Le secteur sucrier marocain constitue une part importante de l'économie agricole nationale, avec une production intérieure reposant sur la betterave et la canne à sucre, principalement soutenue par le groupe Cosumar, acteur dominant du marché. L'État a historiquement subventionné le sucre dans le cadre de son dispositif de soutien social, maintenant les prix à la consommation à un niveau bas — une politique que les critiques estiment favoriser involontairement la surconsommation.

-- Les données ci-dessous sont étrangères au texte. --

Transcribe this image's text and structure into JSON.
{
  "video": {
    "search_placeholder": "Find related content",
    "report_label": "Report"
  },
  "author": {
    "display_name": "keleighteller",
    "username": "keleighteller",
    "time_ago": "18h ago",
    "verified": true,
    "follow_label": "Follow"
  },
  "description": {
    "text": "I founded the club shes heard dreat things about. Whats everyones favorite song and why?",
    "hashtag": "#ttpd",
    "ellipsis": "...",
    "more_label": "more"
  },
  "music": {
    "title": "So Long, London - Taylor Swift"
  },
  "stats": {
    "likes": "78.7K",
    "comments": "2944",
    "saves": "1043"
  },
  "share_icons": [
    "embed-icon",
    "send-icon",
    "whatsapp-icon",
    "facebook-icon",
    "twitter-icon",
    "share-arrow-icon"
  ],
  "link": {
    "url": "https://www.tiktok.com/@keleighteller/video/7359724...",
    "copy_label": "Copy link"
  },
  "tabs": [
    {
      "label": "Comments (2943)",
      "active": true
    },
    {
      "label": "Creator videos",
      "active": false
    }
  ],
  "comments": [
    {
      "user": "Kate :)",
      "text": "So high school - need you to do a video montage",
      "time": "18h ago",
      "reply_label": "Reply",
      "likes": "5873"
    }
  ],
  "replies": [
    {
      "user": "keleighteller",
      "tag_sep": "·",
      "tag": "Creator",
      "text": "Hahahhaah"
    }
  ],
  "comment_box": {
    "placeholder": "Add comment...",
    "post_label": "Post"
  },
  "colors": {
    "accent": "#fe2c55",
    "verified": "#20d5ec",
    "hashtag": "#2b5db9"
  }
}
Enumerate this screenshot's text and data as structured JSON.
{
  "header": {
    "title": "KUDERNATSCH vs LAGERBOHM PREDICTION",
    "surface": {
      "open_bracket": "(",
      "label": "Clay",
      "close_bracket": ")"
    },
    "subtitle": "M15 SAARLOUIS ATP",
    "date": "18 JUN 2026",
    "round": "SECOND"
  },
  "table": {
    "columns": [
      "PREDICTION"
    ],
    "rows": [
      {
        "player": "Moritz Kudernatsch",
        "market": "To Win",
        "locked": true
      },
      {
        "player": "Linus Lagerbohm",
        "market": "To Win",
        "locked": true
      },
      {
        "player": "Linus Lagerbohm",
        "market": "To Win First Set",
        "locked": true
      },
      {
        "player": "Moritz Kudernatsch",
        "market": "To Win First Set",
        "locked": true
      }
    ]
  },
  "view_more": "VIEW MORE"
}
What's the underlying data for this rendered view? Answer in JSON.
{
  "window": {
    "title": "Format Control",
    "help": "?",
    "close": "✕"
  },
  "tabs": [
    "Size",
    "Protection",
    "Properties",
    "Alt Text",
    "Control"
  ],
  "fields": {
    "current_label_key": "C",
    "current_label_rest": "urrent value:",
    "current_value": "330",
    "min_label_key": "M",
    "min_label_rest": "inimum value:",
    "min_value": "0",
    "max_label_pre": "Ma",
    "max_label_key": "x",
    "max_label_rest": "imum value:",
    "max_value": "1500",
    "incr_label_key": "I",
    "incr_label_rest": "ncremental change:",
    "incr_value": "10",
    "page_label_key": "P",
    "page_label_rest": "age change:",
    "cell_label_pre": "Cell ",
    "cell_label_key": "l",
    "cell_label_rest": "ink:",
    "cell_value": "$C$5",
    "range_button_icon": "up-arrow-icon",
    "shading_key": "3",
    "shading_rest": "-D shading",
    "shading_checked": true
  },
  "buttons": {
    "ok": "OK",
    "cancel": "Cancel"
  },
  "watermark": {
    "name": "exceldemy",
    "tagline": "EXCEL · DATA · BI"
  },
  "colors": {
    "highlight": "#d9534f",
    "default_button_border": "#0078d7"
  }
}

Les défenseurs de la santé publique tirent la sonnette d'alarme face à la hausse des taux de diabète et d'obésité au Maroc, des pathologies étroitement liées à une consommation excessive de sucre. L'Organisation mondiale de la santé recommande régulièrement des mesures fiscales, comme les taxes sur le sucre, comme outils efficaces pour réduire la consommation et financer des initiatives de santé, un modèle adopté par plusieurs pays de la région.
Le débat au Maroc reflète une tension mondiale plus large : comment réformer les habitudes de consommation sans fragiliser des industries qui emploient des milliers de personnes, et sans alourdir le fardeau des ménages à faibles revenus qui dépendent des produits subventionnés. Tout mouvement vers une taxe sur le sucre ou une réforme des subventions nécessiterait une réflexion législative approfondie et une évaluation de l'impact social, selon les analystes qui suivent les débats parlementaires.